Не прошло и суток, как человек, направивший на Романцева дуло пистолета, нашел свою смерть на дне другого ущелья, среди пылающих обломков армейского джипа, сорвавшегося в пропасть на одном из горных перевалов Северного Кавказа.

Начиная с этого времени, оба они не числились ни среди живых, ни среди мертвых.

В сущности, ничего особенного не произошло. Ничего такого, что могло бы поколебать устои мироздания. Мир продолжал жить по своим писаным и неписаным законам, и какое ему дело до этих двух? Человечество ежедневно хоронит тысячи своих покойников, и ему нет надобности размышлять над причинами смерти каждого из них.

Человечество нелюбопытно. Напрасно...

3

Романцев попал на работу в КГБ случайно, ибо началось все со случайной встречи с человеком по имени Карпинский.
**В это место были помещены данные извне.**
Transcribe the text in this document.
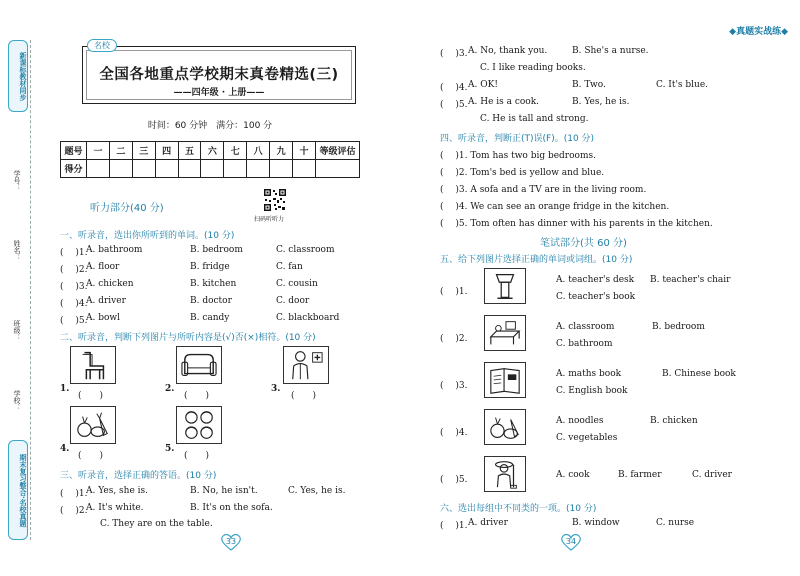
新课标教材同步
学号：
姓名：
班级：
学校：
期末复习整合·名校真题
名校
全国各地重点学校期末真卷精选(三)
——四年级 · 上册——
时间：60 分钟　满分：100 分
题号	一	二	三	四	五	六	七	八	九	十	等级评估
得分											
听力部分(40 分)
扫码听听力
一、听录音，选出你所听到的单词。(10 分)
( 　)1.
A. bathroom	B. bedroom	C. classroom
( 　)2.
A. floor	B. fridge	C. fan
( 　)3.
A. chicken	B. kitchen	C. cousin
( 　)4.
A. driver	B. doctor	C. door
( 　)5.
A. bowl	B. candy	C. blackboard
二、听录音，判断下列图片与所听内容是(√)否(×)相符。(10 分)
1.
(　　)
2.
(　　)
3.
(　　)
4.
(　　)
5.
(　　)
三、听录音，选择正确的答语。(10 分)
( 　)1.
A. Yes, she is.	B. No, he isn't.	C. Yes, he is.
( 　)2.
A. It's white.	B. It's on the sofa.
C. They are on the table.
33
◆真题实战练◆
( 　)3. A. No, thank you.	B. She's a nurse.
C. I like reading books.
( 　)4. A. OK!	B. Two.	C. It's blue.
( 　)5. A. He is a cook.	B. Yes, he is.
C. He is tall and strong.
四、听录音，判断正(T)误(F)。(10 分)
( 　)1. Tom has two big bedrooms.
( 　)2. Tom's bed is yellow and blue.
( 　)3. A sofa and a TV are in the living room.
( 　)4. We can see an orange fridge in the kitchen.
( 　)5. Tom often has dinner with his parents in the kitchen.
笔试部分(共 60 分)
五、给下列图片选择正确的单词或词组。(10 分)
( 　)1.
A. teacher's desk B. teacher's chair
C. teacher's book
( 　)2.
A. classroom	B. bedroom
C. bathroom
( 　)3.
A. maths book	B. Chinese book
C. English book
( 　)4.
A. noodles	B. chicken
C. vegetables
( 　)5.	A. cook	B. farmer	C. driver
六、选出每组中不同类的一项。(10 分)
( 　)1. A. driver	B. window	C. nurse
34
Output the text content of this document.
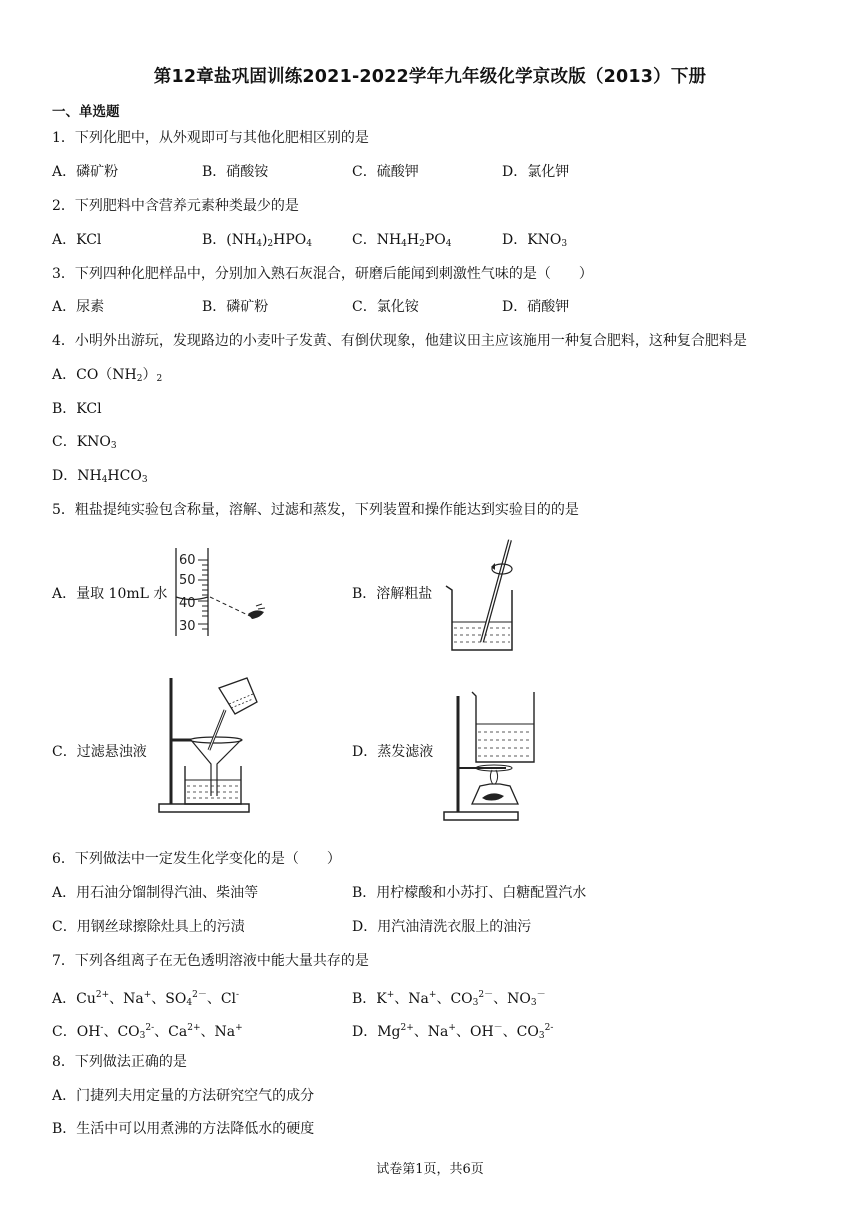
第12章盐巩固训练2021-2022学年九年级化学京改版（2013）下册
一、单选题
1．下列化肥中，从外观即可与其他化肥相区别的是
A．磷矿粉	B．硝酸铵	C．硫酸钾	D．氯化钾
2．下列肥料中含营养元素种类最少的是
A．KCl	B．$(NH_4)_2HPO_4$	C．$NH_4H_2PO_4$	D．$KNO_3$
3．下列四种化肥样品中，分别加入熟石灰混合，研磨后能闻到刺激性气味的是（　　）
A．尿素	B．磷矿粉	C．氯化铵	D．硝酸钾
4．小明外出游玩，发现路边的小麦叶子发黄、有倒伏现象，他建议田主应该施用一种复合肥料，这种复合肥料是
A．$CO(NH_2)_2$
B．KCl
C．$KNO_3$
D．$NH_4HCO_3$
5．粗盐提纯实验包含称量，溶解、过滤和蒸发，下列装置和操作能达到实验目的的是
A．量取 10mL 水
60
50
40
30
B．溶解粗盐
C．过滤悬浊液	D．蒸发滤液
6．下列做法中一定发生化学变化的是（　　）
A．用石油分馏制得汽油、柴油等	B．用柠檬酸和小苏打、白糖配置汽水
C．用钢丝球擦除灶具上的污渍	D．用汽油清洗衣服上的油污
7．下列各组离子在无色透明溶液中能大量共存的是
A．$Cu^{2+}$、Na+、$SO_4^{2-}$、Cl-	B．K+、Na+、$CO_3^{2-}$、$NO_3^-$
C．OH-、$CO_3^{2-}$、$Ca^{2+}$、Na+	D．$Mg^{2+}$、Na+、OH－、$CO_3^{2-}$
8．下列做法正确的是
A．门捷列夫用定量的方法研究空气的成分
B．生活中可以用煮沸的方法降低水的硬度
试卷第1页，共6页
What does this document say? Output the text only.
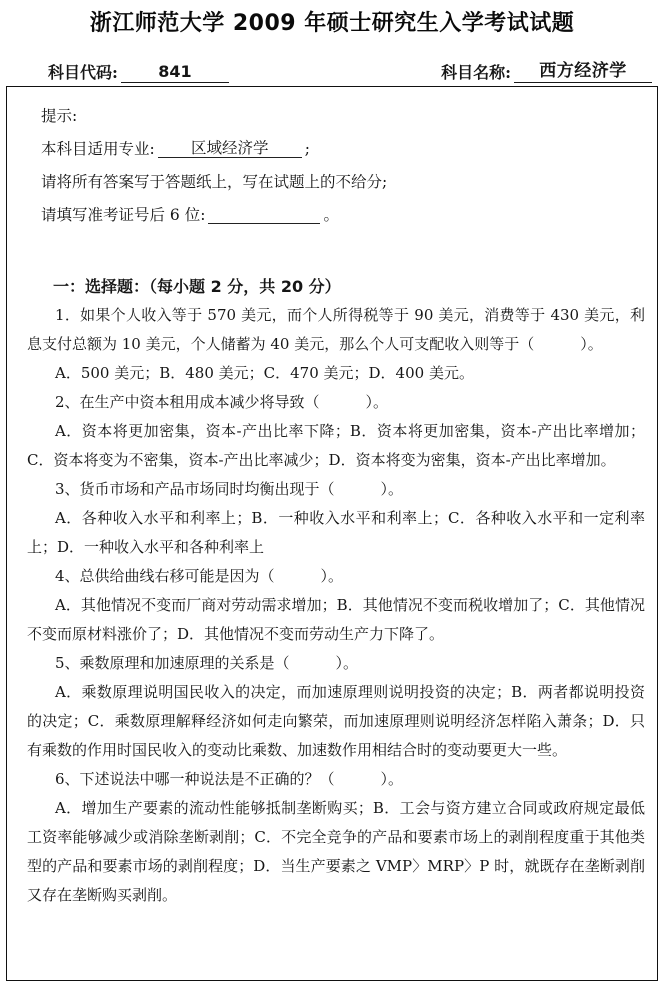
浙江师范大学 2009 年硕士研究生入学考试试题
科目代码:	841	科目名称:	西方经济学
提示:
本科目适用专业:	区域经济学	;
请将所有答案写于答题纸上，写在试题上的不给分;
请填写准考证号后 6 位:
	。
一：选择题：（每小题 2 分，共 20 分）

1．如果个人收入等于 570 美元，而个人所得税等于 90 美元，消费等于 430 美元，利息支付总额为 10 美元，个人储蓄为 40 美元，那么个人可支配收入则等于（	）。

A．500 美元；B．480 美元；C．470 美元；D．400 美元。

2、在生产中资本租用成本减少将导致（	）。

A．资本将更加密集，资本-产出比率下降；B．资本将更加密集，资本-产出比率增加；C．资本将变为不密集，资本-产出比率减少；D．资本将变为密集，资本-产出比率增加。

3、货币市场和产品市场同时均衡出现于（	）。

A．各种收入水平和利率上；B．一种收入水平和利率上；C．各种收入水平和一定利率上；D．一种收入水平和各种利率上

4、总供给曲线右移可能是因为（	）。

A．其他情况不变而厂商对劳动需求增加；B．其他情况不变而税收增加了；C．其他情况不变而原材料涨价了；D．其他情况不变而劳动生产力下降了。

5、乘数原理和加速原理的关系是（	）。

A．乘数原理说明国民收入的决定，而加速原理则说明投资的决定；B．两者都说明投资的决定；C．乘数原理解释经济如何走向繁荣，而加速原理则说明经济怎样陷入萧条；D．只有乘数的作用时国民收入的变动比乘数、加速数作用相结合时的变动要更大一些。

6、下述说法中哪一种说法是不正确的？（	）。

A．增加生产要素的流动性能够抵制垄断购买；B．工会与资方建立合同或政府规定最低工资率能够减少或消除垄断剥削；C．不完全竞争的产品和要素市场上的剥削程度重于其他类型的产品和要素市场的剥削程度；D．当生产要素之 VMP〉MRP〉P 时，就既存在垄断剥削又存在垄断购买剥削。
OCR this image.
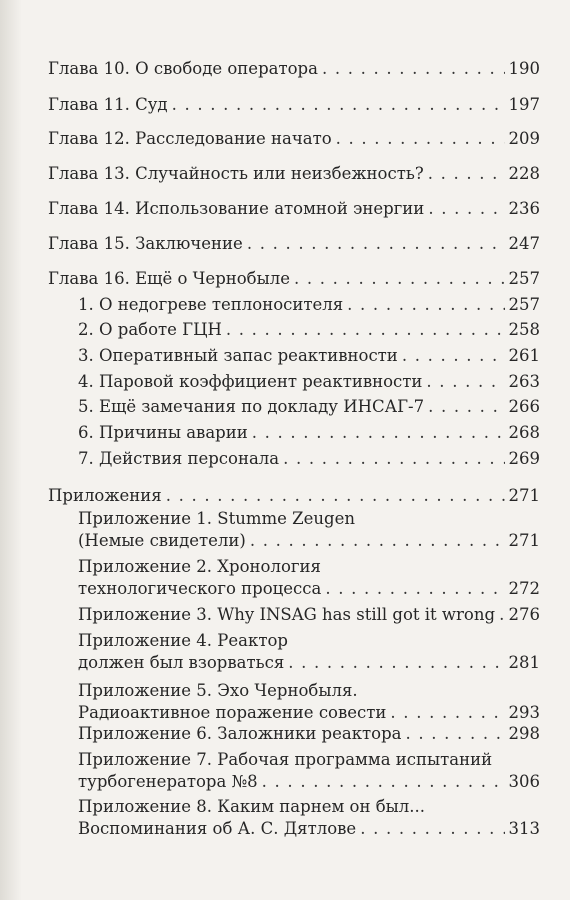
Глава 10. О свободе оператора . . .	190
Глава 11. Суд . . .	197
Глава 12. Расследование начато . . .	209
Глава 13. Случайность или неизбежность? . . .	228
Глава 14. Использование атомной энергии . . .	236
Глава 15. Заключение . . .	247
Глава 16. Ещё о Чернобыле . . .	257
1. О недогреве теплоносителя . . .	257
2. О работе ГЦН . . .	258
3. Оперативный запас реактивности . . .	261
4. Паровой коэффициент реактивности . . .	263
5. Ещё замечания по докладу ИНСАГ-7 . . .	266
6. Причины аварии . . .	268
7. Действия персонала . . .	269
Приложения . . .	271
Приложение 1. Stumme Zeugen
(Немые свидетели) . . .	271
Приложение 2. Хронология
технологического процесса . . .	272
Приложение 3. Why INSAG has still got it wrong . . . 276
Приложение 4. Реактор
должен был взорваться . . .	281
Приложение 5. Эхо Чернобыля.
Радиоактивное поражение совести . . .	293
Приложение 6. Заложники реактора . . .	298
Приложение 7. Рабочая программа испытаний
турбогенератора №8 . . .	306
Приложение 8. Каким парнем он был...
Воспоминания об А. С. Дятлове . . .	313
Существовали тысячи причин, по которым эта встреча могла бы не состояться, и, даже когда разговор между ними произошел, это еще ровным счетом ничего не означало. Романцев числился среди той категории людей, которых в ГБ считали если и не опасными, то уж, во всяком случае, не лояльными к существующему строю. Самому же Романцеву и в дурном сне не могло привидеться, что он когда-нибудь станет сотрудником ГБ, и, кстати сказать, отнюдь не рядовым сотрудником. Но в любом деле важен результат, а он известен — Романцев прослужил в органах без малого десять лет, с восемьдесят третьего по девяносто второй.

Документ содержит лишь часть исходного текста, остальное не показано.